By Franck Pachot
.
Most of my performance stores start with a screenshot of Orachrome Lighty my preferred tool to have a graphical view of the database performance, in Standard and Enterprise Edition without any options:
I’m investigating a long running query. That query obeys to the most important rule in Oracle performance: parce once (CPU) – execute many (IO+CPU) … except that the parse time is a bit too long here (2 hours)

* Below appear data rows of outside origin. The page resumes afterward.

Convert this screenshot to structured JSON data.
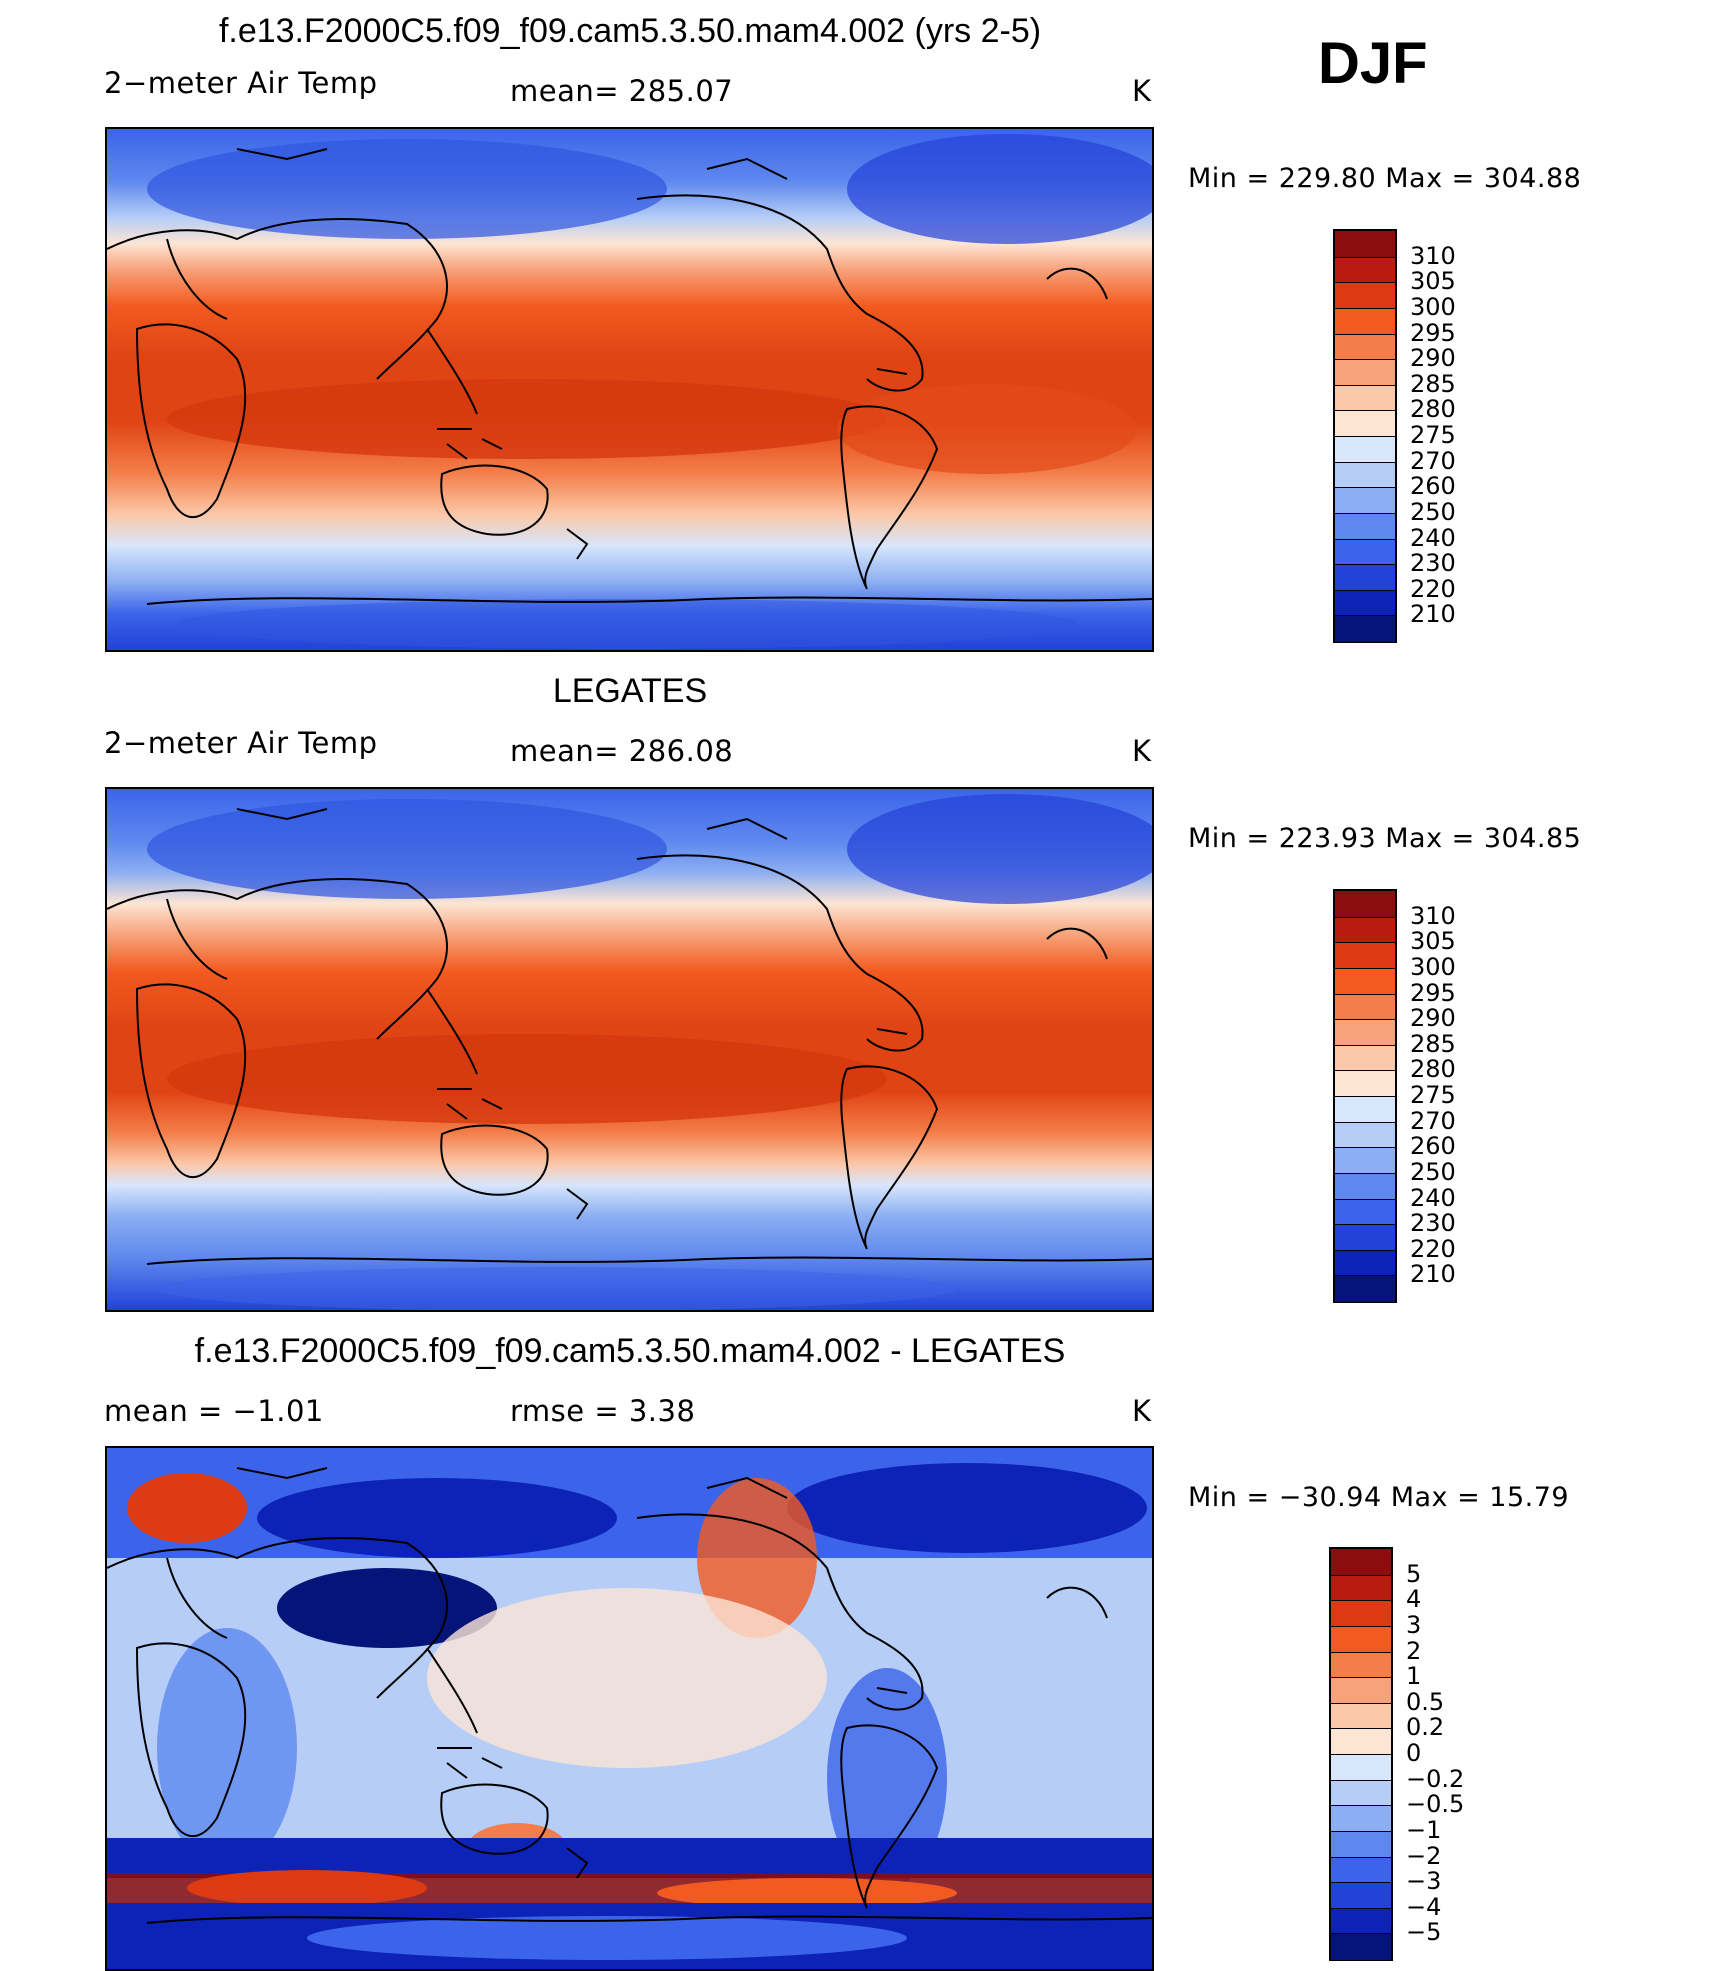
{
  "season": "DJF",
  "panels": [
    {
      "title": "f.e13.F2000C5.f09_f09.cam5.3.50.mam4.002 (yrs 2-5)",
      "left_label": "2−meter Air Temp",
      "center_label": "mean=  285.07",
      "units": "K",
      "minmax": "Min  =  229.80  Max  =  304.88",
      "colorbar": {
        "labels": [
          "310",
          "305",
          "300",
          "295",
          "290",
          "285",
          "280",
          "275",
          "270",
          "260",
          "250",
          "240",
          "230",
          "220",
          "210"
        ],
        "colors": [
          "#8b0d0d",
          "#b81c0e",
          "#dc3a12",
          "#f25a1f",
          "#f47e49",
          "#f7a27a",
          "#fbc8a9",
          "#fde5d4",
          "#d7e6fb",
          "#b5cdf7",
          "#8caef2",
          "#5e88ee",
          "#3b64ea",
          "#2342d8",
          "#0d23b8",
          "#051478"
        ]
      }
    },
    {
      "title": "LEGATES",
      "left_label": "2−meter Air Temp",
      "center_label": "mean=  286.08",
      "units": "K",
      "minmax": "Min  =  223.93  Max  =  304.85",
      "colorbar": {
        "labels": [
          "310",
          "305",
          "300",
          "295",
          "290",
          "285",
          "280",
          "275",
          "270",
          "260",
          "250",
          "240",
          "230",
          "220",
          "210"
        ],
        "colors": [
          "#8b0d0d",
          "#b81c0e",
          "#dc3a12",
          "#f25a1f",
          "#f47e49",
          "#f7a27a",
          "#fbc8a9",
          "#fde5d4",
          "#d7e6fb",
          "#b5cdf7",
          "#8caef2",
          "#5e88ee",
          "#3b64ea",
          "#2342d8",
          "#0d23b8",
          "#051478"
        ]
      }
    },
    {
      "title": "f.e13.F2000C5.f09_f09.cam5.3.50.mam4.002 - LEGATES",
      "left_label": "mean  =     −1.01",
      "center_label": "rmse  =      3.38",
      "units": "K",
      "minmax": "Min  =  −30.94  Max  =    15.79",
      "colorbar": {
        "labels": [
          "5",
          "4",
          "3",
          "2",
          "1",
          "0.5",
          "0.2",
          "0",
          "−0.2",
          "−0.5",
          "−1",
          "−2",
          "−3",
          "−4",
          "−5"
        ],
        "colors": [
          "#8b0d0d",
          "#b81c0e",
          "#dc3a12",
          "#f25a1f",
          "#f47e49",
          "#f7a27a",
          "#fbc8a9",
          "#fde5d4",
          "#d7e6fb",
          "#b5cdf7",
          "#8caef2",
          "#5e88ee",
          "#3b64ea",
          "#2342d8",
          "#0d23b8",
          "#051478"
        ]
      }
    }
  ]
}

How to know what happens ? ASH is there if you have Diagnostic Pack:
MIN(SAMPLE_TIME) MAX(SAMPLE_TIME) COUNT(*) PLAN_LINE_ID SESSION_STATE IN_PARSE IN_SQL_EXECUTION
----------------- -------------------------- ------------ ------------- -------- ----------------
10.06.15 04:26:43 10.06.15 05:29:41 3773 ON CPU Y N
10.06.15 05:21:26 10.06.15 06:37:43 4078 ON CPU Y Y
10.06.15 06:37:44 10.06.15 10:14:54 34 26 WAITING N Y
10.06.15 06:37:53 10.06.15 10:15:38 707 32 WAITING N Y
10.06.15 06:38:49 10.06.15 10:15:46 106 33 WAITING N Y
10.06.15 06:38:57 10.06.15 10:15:42 18 28 ON CPU N Y
10.06.15 06:38:59 10.06.15 09:44:13 5 25 ON CPU N Y
and this is where I know that those 2 hours on CPU are for parsing. No SQL_PLAN_LINE_ID at parse phase. I’ve no explanation yet about the hour that is accounted both as parse and execution. Comments below are there for ideas
Ok, it’s in CPU. Then let’s go to flame graphs:
perf record -e cpu-cycles -o /tmp/perf.out -g -p 3708
^C
[ perf record: Woken up 1207 times to write data ]
[ perf record: Captured and wrote 301.689 MB /tmp/perf.out (~13180986 samples) ]
perf script -i /tmp/perf.out | ./FlameGraph-master/stackcollapse-perf.pl > /tmp/perf.folded
./FlameGraph-master/flamegraph.pl /tmp/perf.folded > /tmp/perf.folded.svg
cp /tmp/perf.folded.svg .
Here is the .svg opened with a browser:
When the parsing time is in hours, we are obvously encountering a bug. So let’s search on MOS for: kghalf kghalp kokqopdup and bingo – several bugs about high CPU usage. Workaround is to disable Simple View Merging.
I have a workaround now – disabling simple view merging. Parse time is short. But query is still running for one hour…
This blog post was about using perf and flame graphs to get the stack from several samples, rather than taking few stack dumps. Those are great tools.